List Władimira Putina przyjąłem z ulgą i nadzieją, ale chciałoby się, aby tym samym głosem władze rosyjskie mówiły do Rosjan – stwierdził marszałek Sejmu Bronisław Komorowski. Putin potępił m.in. pakt Ribbentrop-Molotow.
Według Komorowskiego, bilans tekstu rosyjskiego premiera jest pozytywny, choć nie bez zastrzeżeń. - Z satysfakcją przyjąłem list premiera Putina, bo jest w nim zawarte potwierdzenie autorstwa zbrodni katyńskiej, jest potwierdzenie znaczenia dnia 1 września jako momentu rozpoczęcia wojny. A co najważniejsze, jest potępienie paktu Ribbentrop-Mołotow.
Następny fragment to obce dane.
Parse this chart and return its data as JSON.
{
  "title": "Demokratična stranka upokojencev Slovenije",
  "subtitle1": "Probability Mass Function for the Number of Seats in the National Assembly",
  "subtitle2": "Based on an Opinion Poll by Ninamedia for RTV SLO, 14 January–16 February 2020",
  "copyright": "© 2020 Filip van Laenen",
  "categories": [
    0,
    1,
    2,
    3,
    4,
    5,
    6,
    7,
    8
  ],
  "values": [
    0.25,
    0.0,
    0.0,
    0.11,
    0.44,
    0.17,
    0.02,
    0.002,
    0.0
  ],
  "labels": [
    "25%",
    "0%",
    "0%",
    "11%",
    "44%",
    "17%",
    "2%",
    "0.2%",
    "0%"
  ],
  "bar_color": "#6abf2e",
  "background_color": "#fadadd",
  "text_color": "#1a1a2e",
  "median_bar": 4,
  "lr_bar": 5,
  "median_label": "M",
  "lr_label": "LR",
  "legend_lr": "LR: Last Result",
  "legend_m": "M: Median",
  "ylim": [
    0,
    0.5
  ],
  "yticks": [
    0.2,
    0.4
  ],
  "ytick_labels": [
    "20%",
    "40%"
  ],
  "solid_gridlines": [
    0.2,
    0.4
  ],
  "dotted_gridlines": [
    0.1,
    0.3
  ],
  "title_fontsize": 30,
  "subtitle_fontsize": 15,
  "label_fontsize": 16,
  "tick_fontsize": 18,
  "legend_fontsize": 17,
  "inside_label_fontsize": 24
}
To bardzo ważne, ale chciałoby się, aby tym samym głosem co do Polaków władze rosyjskie mówiły do Rosjan – uważa marszałek.
Jednak Putin nie pisze wprost, że w Katyniu do polskich oficerów strzelali Rosjanie. - Naród rosyjski, którego losy zniekształcił reżim totalitarny, dobrze rozumie uczulenia Polaków związanie z Katyniem, gdzie spoczywają tysiące żołnierzy polskich. Powinniśmy wspólni zachować pamięć o ofiarach tej zbrodni - czytamy w tekście rosyjskiego premiera.
Polityka dobrych gestów
Według Komorowskiego strona polska może od Rosji oczekiwać „wielu różnych gestów odkłamania historii”. - Rosja ma dużo większe możliwości dania Polsce satysfakcji przez zachowania symboliczne, odtajnianie dokumentów, umożliwienie upamiętniania. Warto, żeby z tego skorzystała. Mam nadzieję, że ten dialog przyczyni się do uprawiania polityki wzajemnych dobrych gestów – powiedział polityk.
List Putina
Putin stwierdził w tekście opublikowanym na łamach „Gazety Wyborczej”, że pakt Ribbentrop-Mołotow z sierpnia 1939 r. można potępić "z pełnym uzasadnieniem", ale ZSRR zdecydował się na jego zawarcie, bo pozostał "sam na sam" z Niemcami.